[feat] Distribute NLTK tokenizers used in the core package

Question

[feat] Distribute NLTK tokenizers used in the core package

Opened this issue 13 days ago · 0 comments

Description
[Add a description of the feature]
Since we now required nltk and the punkt tokenizer during the validation loop for chunking during streaming, we should either download and distribute the punkt tokenizer with the library or find a way to include it during the install phase. From what I can see the only way to perform a post-install flow is if we switch back to setuptools instead of poetry, but even that may not work for all distribution methods.

Why is this needed
[If you have a concrete use case, add details here.]
Currently we download the tokenizer, if it dosen't exist, during runtime which can cause issues in certain environments like kubernetes.
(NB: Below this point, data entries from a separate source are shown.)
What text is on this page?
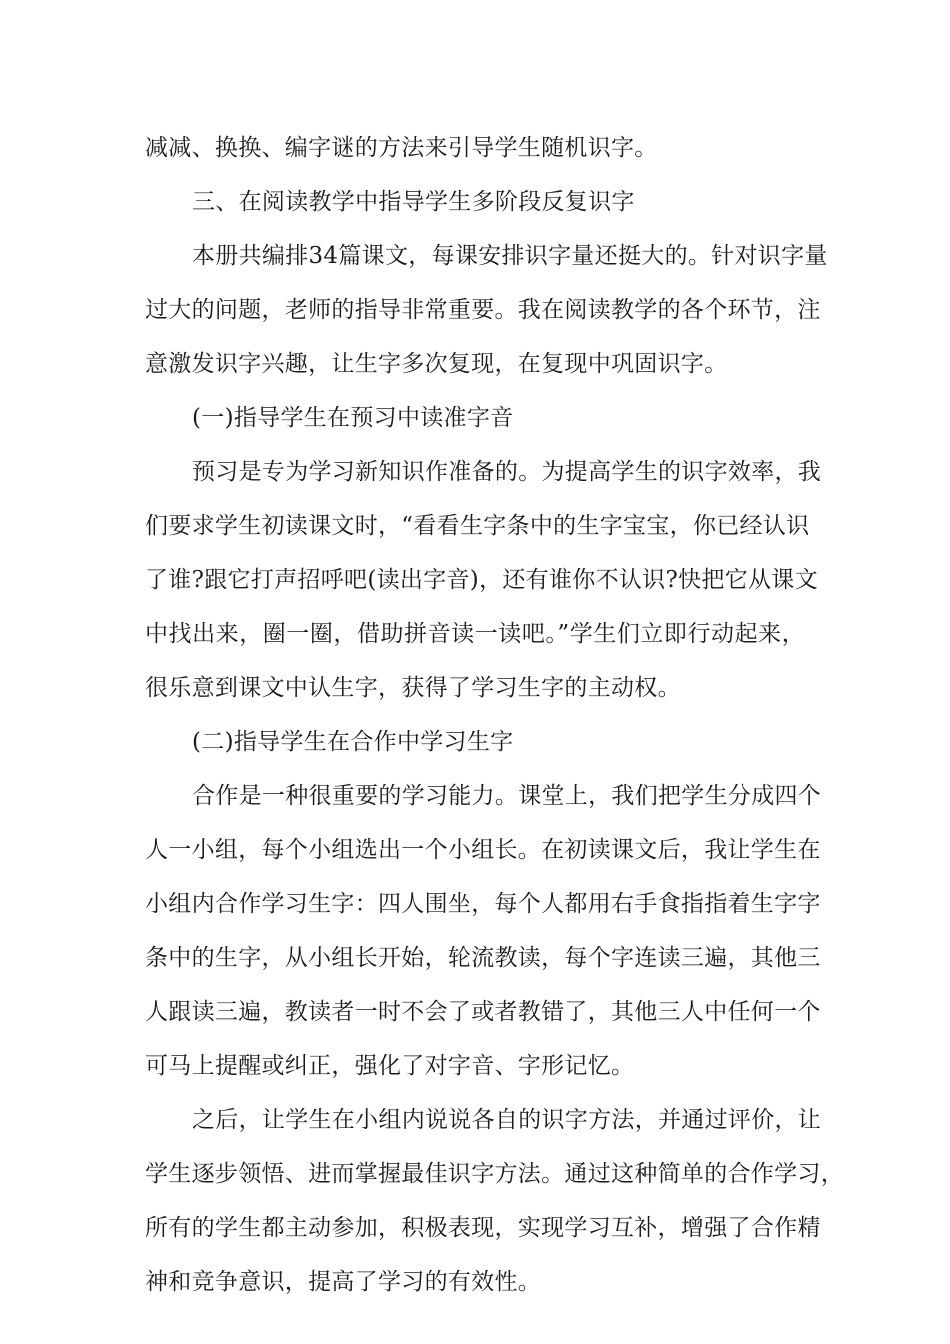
减减、换换、编字谜的方法来引导学生随机识字。
三、在阅读教学中指导学生多阶段反复识字
本册共编排34篇课文，每课安排识字量还挺大的。针对识字量
过大的问题，老师的指导非常重要。我在阅读教学的各个环节，注
意激发识字兴趣，让生字多次复现，在复现中巩固识字。
(一)指导学生在预习中读准字音
预习是专为学习新知识作准备的。为提高学生的识字效率，我
们要求学生初读课文时，“看看生字条中的生字宝宝，你已经认识
了谁?跟它打声招呼吧(读出字音)，还有谁你不认识?快把它从课文
中找出来，圈一圈，借助拼音读一读吧。”学生们立即行动起来，
很乐意到课文中认生字，获得了学习生字的主动权。
(二)指导学生在合作中学习生字
合作是一种很重要的学习能力。课堂上，我们把学生分成四个
人一小组，每个小组选出一个小组长。在初读课文后，我让学生在
小组内合作学习生字：四人围坐，每个人都用右手食指指着生字字
条中的生字，从小组长开始，轮流教读，每个字连读三遍，其他三
人跟读三遍，教读者一时不会了或者教错了，其他三人中任何一个
可马上提醒或纠正，强化了对字音、字形记忆。
之后，让学生在小组内说说各自的识字方法，并通过评价，让
学生逐步领悟、进而掌握最佳识字方法。通过这种简单的合作学习，
所有的学生都主动参加，积极表现，实现学习互补，增强了合作精
神和竞争意识，提高了学习的有效性。
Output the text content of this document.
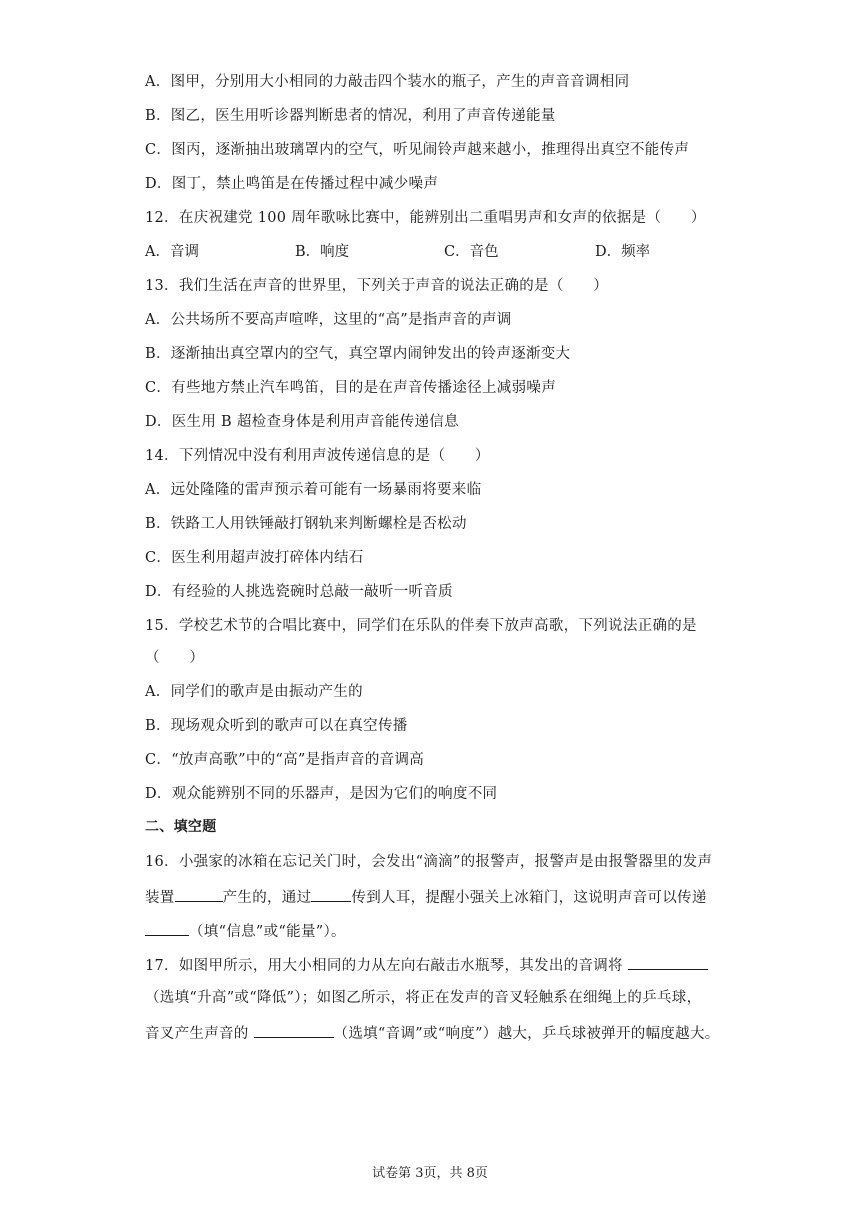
A．图甲，分别用大小相同的力敲击四个装水的瓶子，产生的声音音调相同
B．图乙，医生用听诊器判断患者的情况，利用了声音传递能量
C．图丙，逐渐抽出玻璃罩内的空气，听见闹铃声越来越小，推理得出真空不能传声
D．图丁，禁止鸣笛是在传播过程中减少噪声
12．在庆祝建党 100 周年歌咏比赛中，能辨别出二重唱男声和女声的依据是（　　）
A．音调	B．响度	C．音色	D．频率
13．我们生活在声音的世界里，下列关于声音的说法正确的是（　　）
A．公共场所不要高声喧哗，这里的“高”是指声音的声调
B．逐渐抽出真空罩内的空气，真空罩内闹钟发出的铃声逐渐变大
C．有些地方禁止汽车鸣笛，目的是在声音传播途径上减弱噪声
D．医生用 B 超检查身体是利用声音能传递信息
14．下列情况中没有利用声波传递信息的是（　　）
A．远处隆隆的雷声预示着可能有一场暴雨将要来临
B．铁路工人用铁锤敲打钢轨来判断螺栓是否松动
C．医生利用超声波打碎体内结石
D．有经验的人挑选瓷碗时总敲一敲听一听音质
15．学校艺术节的合唱比赛中，同学们在乐队的伴奏下放声高歌，下列说法正确的是
（　　）
A．同学们的歌声是由振动产生的
B．现场观众听到的歌声可以在真空传播
C．“放声高歌”中的“高”是指声音的音调高
D．观众能辨别不同的乐器声，是因为它们的响度不同
二、填空题
16．小强家的冰箱在忘记关门时，会发出“滴滴”的报警声，报警声是由报警器里的发声
装置	产生的，通过	传到人耳，提醒小强关上冰箱门，这说明声音可以传递
（填“信息”或“能量”）。
17．如图甲所示，用大小相同的力从左向右敲击水瓶琴，其发出的音调将
（选填“升高”或“降低”）；如图乙所示，将正在发声的音叉轻触系在细绳上的乒乓球，
音叉产生声音的	（选填“音调”或“响度”）越大，乒乓球被弹开的幅度越大。
试卷第 3页，共 8页
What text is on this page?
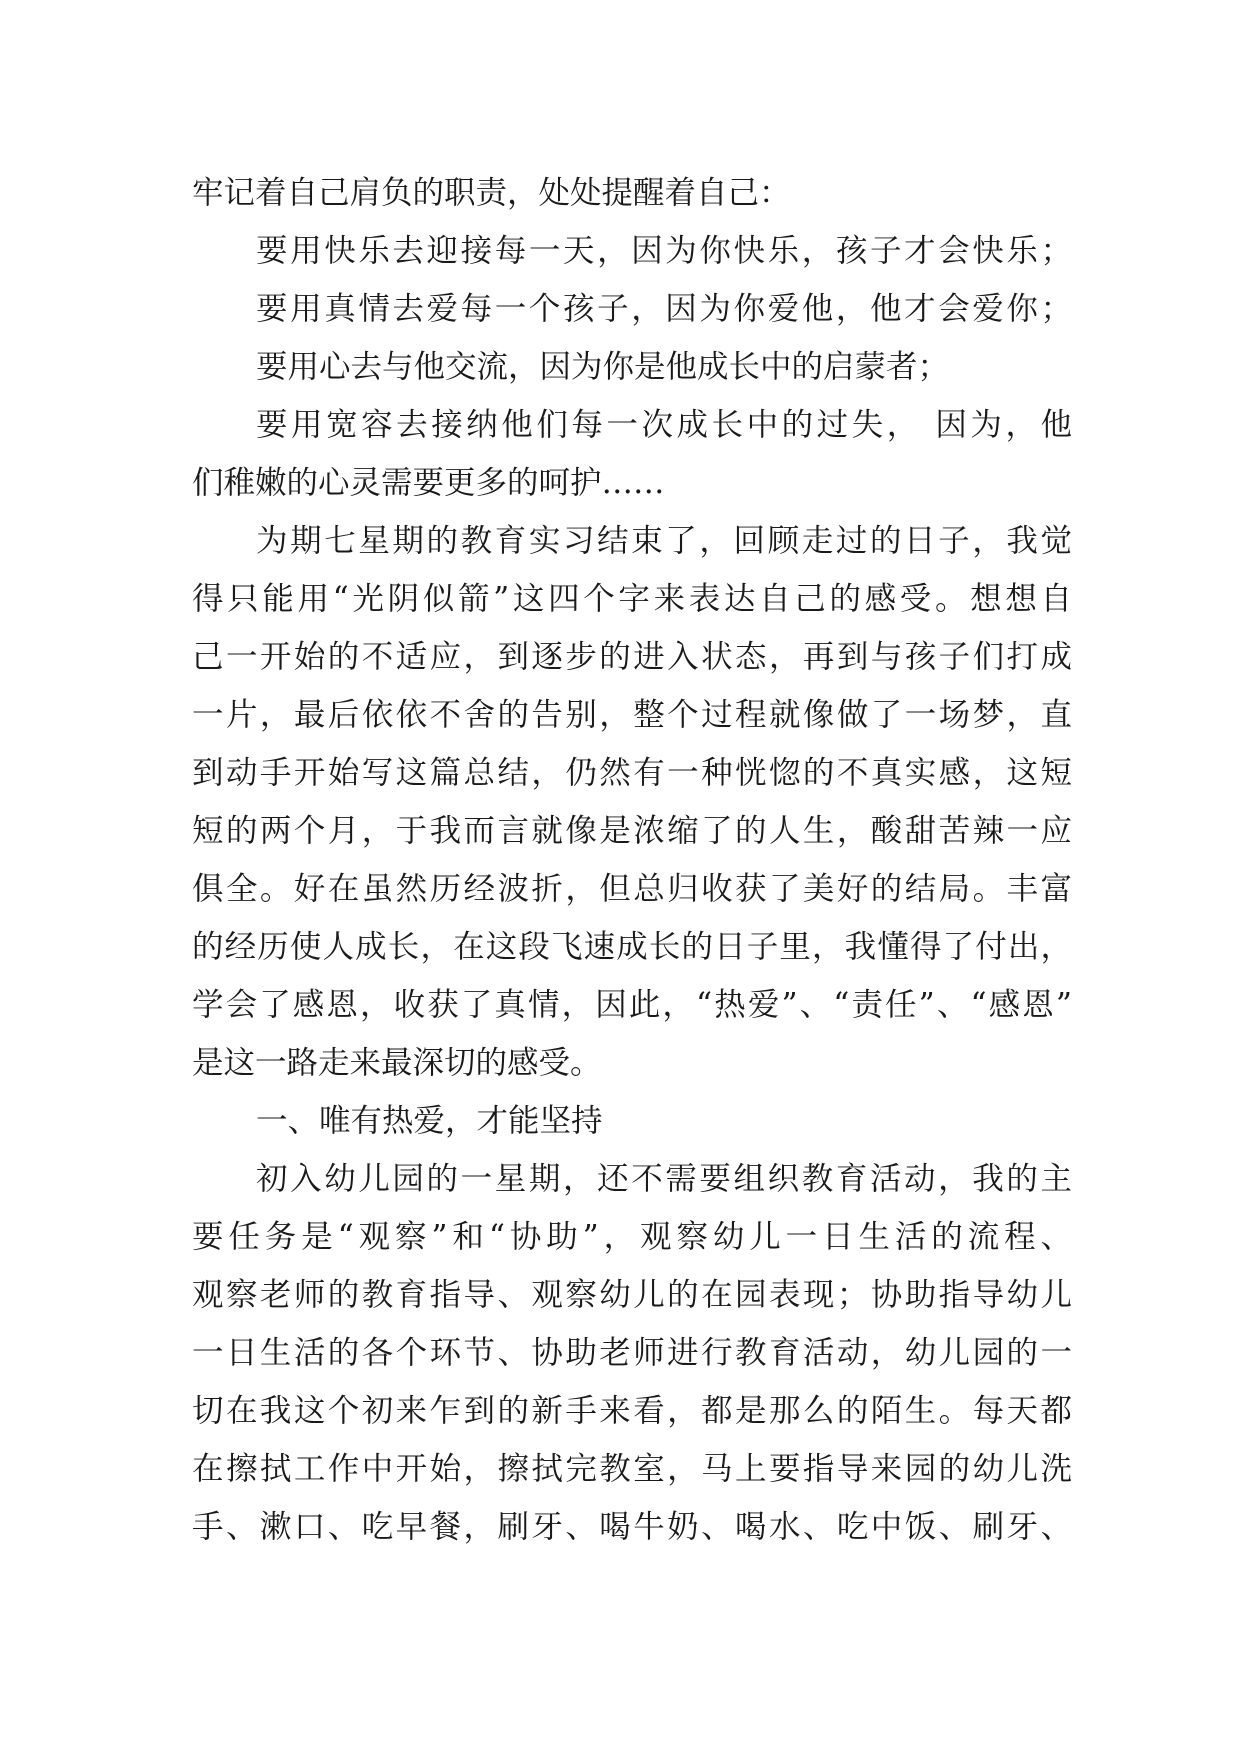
牢记着自己肩负的职责，处处提醒着自己：
要用快乐去迎接每一天，因为你快乐，孩子才会快乐；
要用真情去爱每一个孩子，因为你爱他，他才会爱你；
要用心去与他交流，因为你是他成长中的启蒙者；
要用宽容去接纳他们每一次成长中的过失， 因为，他
们稚嫩的心灵需要更多的呵护……
为期七星期的教育实习结束了，回顾走过的日子，我觉
得只能用“光阴似箭”这四个字来表达自己的感受。想想自
己一开始的不适应，到逐步的进入状态，再到与孩子们打成
一片，最后依依不舍的告别，整个过程就像做了一场梦，直
到动手开始写这篇总结，仍然有一种恍惚的不真实感，这短
短的两个月，于我而言就像是浓缩了的人生，酸甜苦辣一应
俱全。好在虽然历经波折，但总归收获了美好的结局。丰富
的经历使人成长，在这段飞速成长的日子里，我懂得了付出，
学会了感恩，收获了真情，因此，“热爱”、“责任”、“感恩”
是这一路走来最深切的感受。
一、唯有热爱，才能坚持
初入幼儿园的一星期，还不需要组织教育活动，我的主
要任务是“观察”和“协助”，观察幼儿一日生活的流程、
观察老师的教育指导、观察幼儿的在园表现；协助指导幼儿
一日生活的各个环节、协助老师进行教育活动，幼儿园的一
切在我这个初来乍到的新手来看，都是那么的陌生。每天都
在擦拭工作中开始，擦拭完教室，马上要指导来园的幼儿洗
手、漱口、吃早餐，刷牙、喝牛奶、喝水、吃中饭、刷牙、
See #821

Implementation details
The simplest path would be to download the tokenizer during our deploy script and included it in the distributable.

The downside to this approach is the tokenizer is ~38 MB.

An alternative, like previously mentioned, is to abandon Poetry and switch back to setuptools. This should allow us to implement post-install functionality in the setup.py; though we would need to verify this works in all the various ways the library can be installed.

Another alternative is to find a smaller, installable tokenizer to perform chunking.

End result
[How should this feature be used?]
No nltk downloads are performed during runtime.